A maggio 2025, la University of Science and Technology of China ha stabilito un record: un'efficienza del 26,7% per una cella a singola giunzione. Questo valore si avvicina molto al limite massimo che la teoria permette.
La Potenza delle Celle Tandem
Il vero salto di qualità si ha con le celle tandem, che uniscono la perovskite al tradizionale silicio. Nel 2023, queste celle tandem hanno superato il 33,9% di efficienza.
Per capire l'importanza di questo dato, basti pensare che i pannelli solari in silicio che si comprano oggi hanno un'efficienza media del 21-22%. La combinazione con la perovskite non solo aumenta l'efficienza, ma permette anche di usare in modo più efficace la luce solare, spingendo oltre il limite delle tecnologie attuali. La perovskite sta quindi trasformando il mercato e i limiti di ciò che è possibile ottenere dal sole.

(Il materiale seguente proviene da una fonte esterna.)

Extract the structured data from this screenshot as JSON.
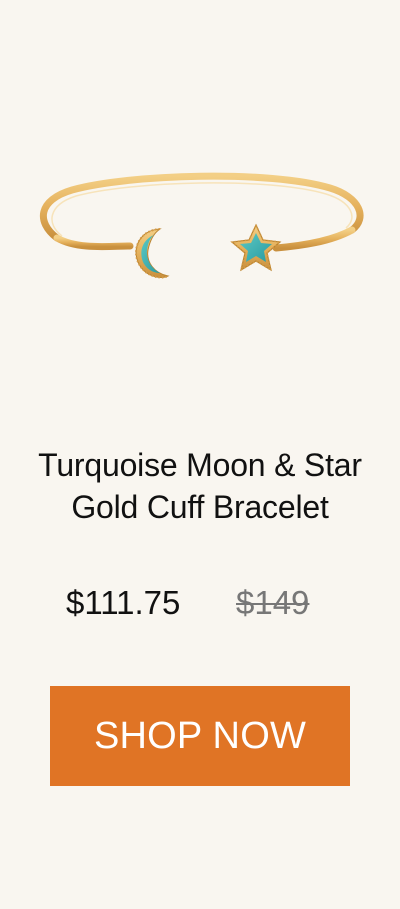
{
  "product": {
    "image_icon": "bracelet-image",
    "title_line1": "Turquoise Moon & Star",
    "title_line2": "Gold Cuff Bracelet",
    "sale_price": "$111.75",
    "original_price": "$149"
  },
  "cta": {
    "label": "SHOP NOW"
  },
  "colors": {
    "background": "#f9f6f0",
    "gold": "#e5b15c",
    "turquoise": "#3ab5b5",
    "button": "#e07425",
    "button_text": "#ffffff",
    "strikethrough_text": "#777777"
  }
}
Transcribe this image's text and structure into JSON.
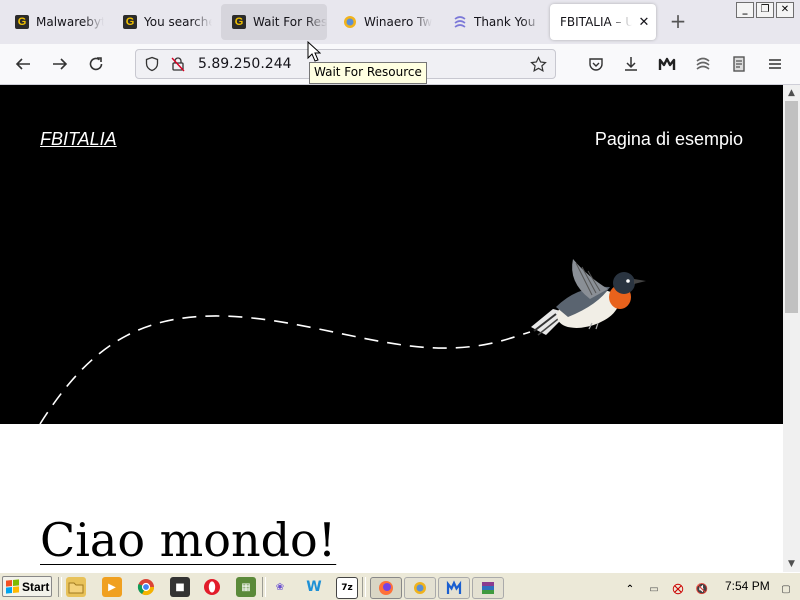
{
  "tabs": [
    {
      "title": "Malwarebytes",
      "icon": "g-favicon"
    },
    {
      "title": "You searched",
      "icon": "g-favicon"
    },
    {
      "title": "Wait For Resource",
      "icon": "g-favicon"
    },
    {
      "title": "Winaero Tweaker",
      "icon": "winaero-favicon"
    },
    {
      "title": "Thank You",
      "icon": "swirl-favicon"
    },
    {
      "title": "FBITALIA – Un",
      "icon": "none"
    }
  ],
  "tab_close_glyph": "✕",
  "new_tab_glyph": "+",
  "address": {
    "url": "5.89.250.244"
  },
  "tooltip": "Wait For Resource",
  "page": {
    "site_title": "FBITALIA",
    "nav_link": "Pagina di esempio",
    "post_title": "Ciao mondo!"
  },
  "taskbar": {
    "start_label": "Start",
    "clock": "7:54 PM",
    "start_flag_colors": [
      "#f25022",
      "#7fba00",
      "#00a4ef",
      "#ffb900"
    ]
  },
  "colors": {
    "hero_bg": "#000000",
    "tabstrip_bg": "#e8e7ee",
    "taskbar_bg": "#ece9d8"
  }
}
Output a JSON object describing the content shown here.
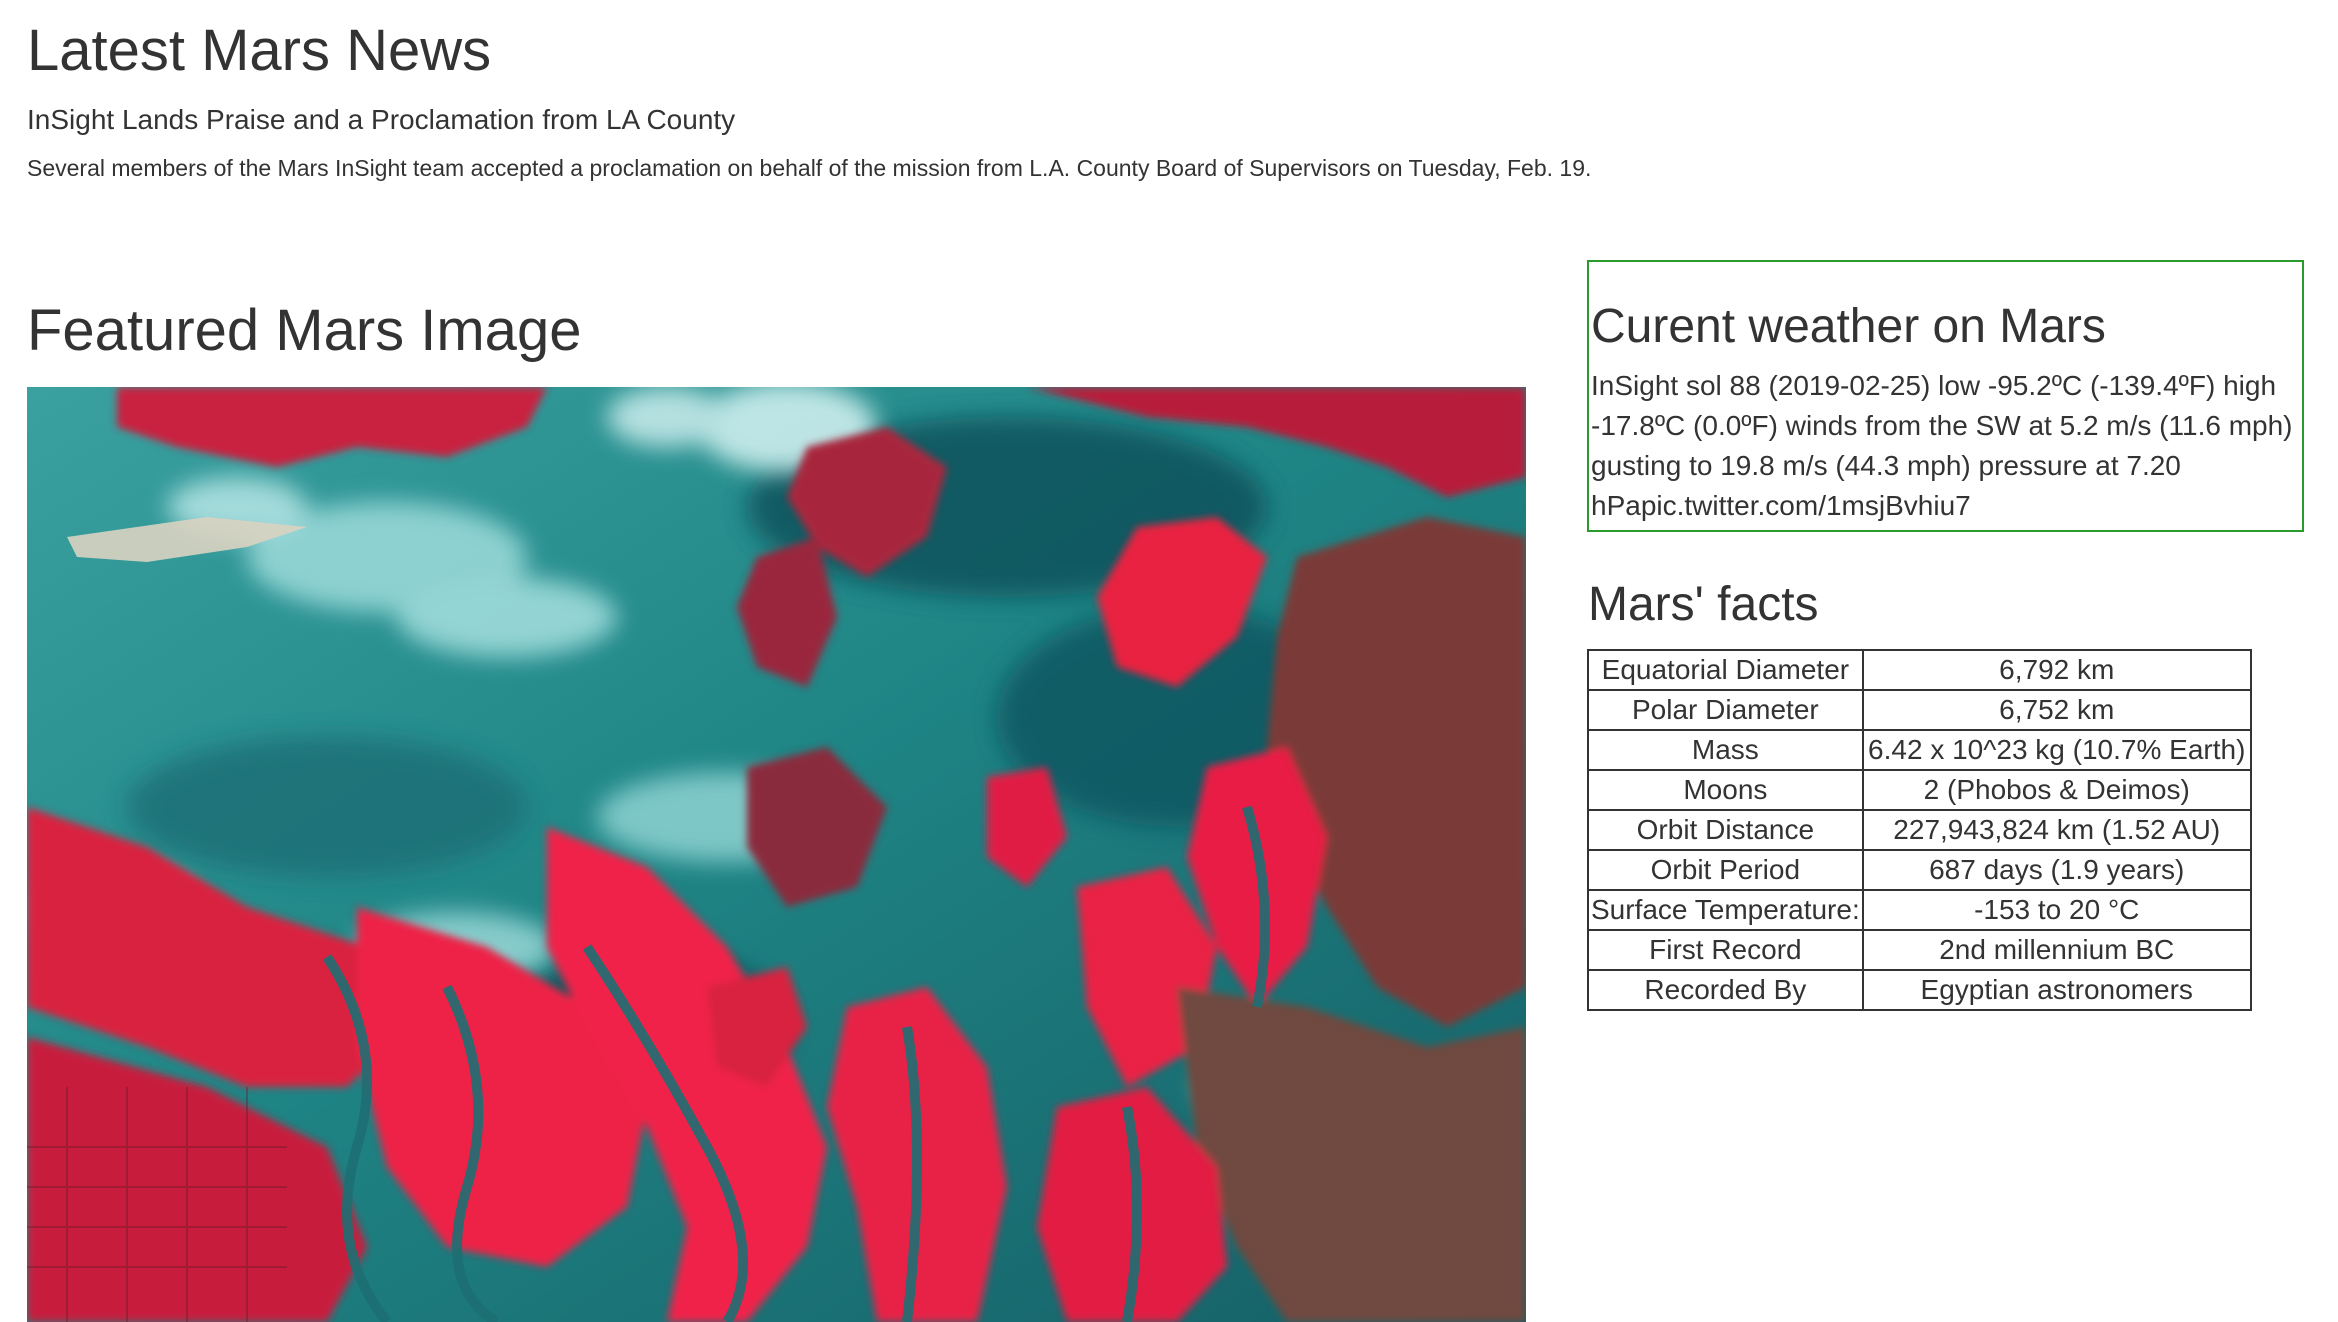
{
  "news": {
    "section_title": "Latest Mars News",
    "headline": "InSight Lands Praise and a Proclamation from LA County",
    "paragraph": "Several members of the Mars InSight team accepted a proclamation on behalf of the mission from L.A. County Board of Supervisors on Tuesday, Feb. 19."
  },
  "featured": {
    "section_title": "Featured Mars Image"
  },
  "weather": {
    "title": "Curent weather on Mars",
    "text": "InSight sol 88 (2019-02-25) low -95.2ºC (-139.4ºF) high -17.8ºC (0.0ºF) winds from the SW at 5.2 m/s (11.6 mph) gusting to 19.8 m/s (44.3 mph) pressure at 7.20 hPapic.twitter.com/1msjBvhiu7"
  },
  "facts": {
    "title": "Mars' facts",
    "rows": [
      {
        "label": "Equatorial Diameter",
        "value": "6,792 km"
      },
      {
        "label": "Polar Diameter",
        "value": "6,752 km"
      },
      {
        "label": "Mass",
        "value": "6.42 x 10^23 kg (10.7% Earth)"
      },
      {
        "label": "Moons",
        "value": "2 (Phobos & Deimos)"
      },
      {
        "label": "Orbit Distance",
        "value": "227,943,824 km (1.52 AU)"
      },
      {
        "label": "Orbit Period",
        "value": "687 days (1.9 years)"
      },
      {
        "label": "Surface Temperature:",
        "value": "-153 to 20 °C"
      },
      {
        "label": "First Record",
        "value": "2nd millennium BC"
      },
      {
        "label": "Recorded By",
        "value": "Egyptian astronomers"
      }
    ]
  },
  "colors": {
    "weather_border": "#2a9a2a",
    "text": "#333333",
    "table_border": "#333333"
  }
}
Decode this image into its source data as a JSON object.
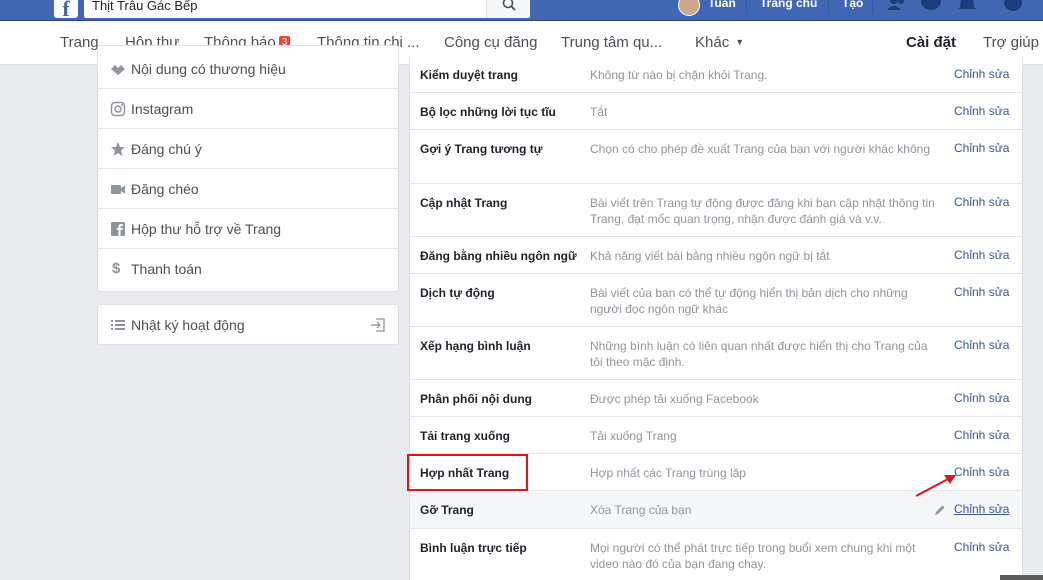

Vantaggi del fotovoltaico in perovskite rispetto al silicio tradizionale
Le celle solari realizzate in perovskite rappresentano una tecnologia di grande impatto. Esse offrono molti vantaggi rispetto ai tradizionali pannelli in silicio. Questi progressi potrebbero rendere la perovskite la tecnologia solare principale del futuro.
La perovskite supera il silicio in diversi aspetti chiave, rendendola ideale per nuove applicazioni:
- · Maggiore Efficienza: Sulla stessa superficie, i pannelli in perovskite possono raggiungere un'efficienza di conversione energetica fino al 50% superiore rispetto a quelli in silicio. Nelle aree dove lo spazio è limitato, come le coperture dei parcheggi, questo significa produrre molta più elettricità.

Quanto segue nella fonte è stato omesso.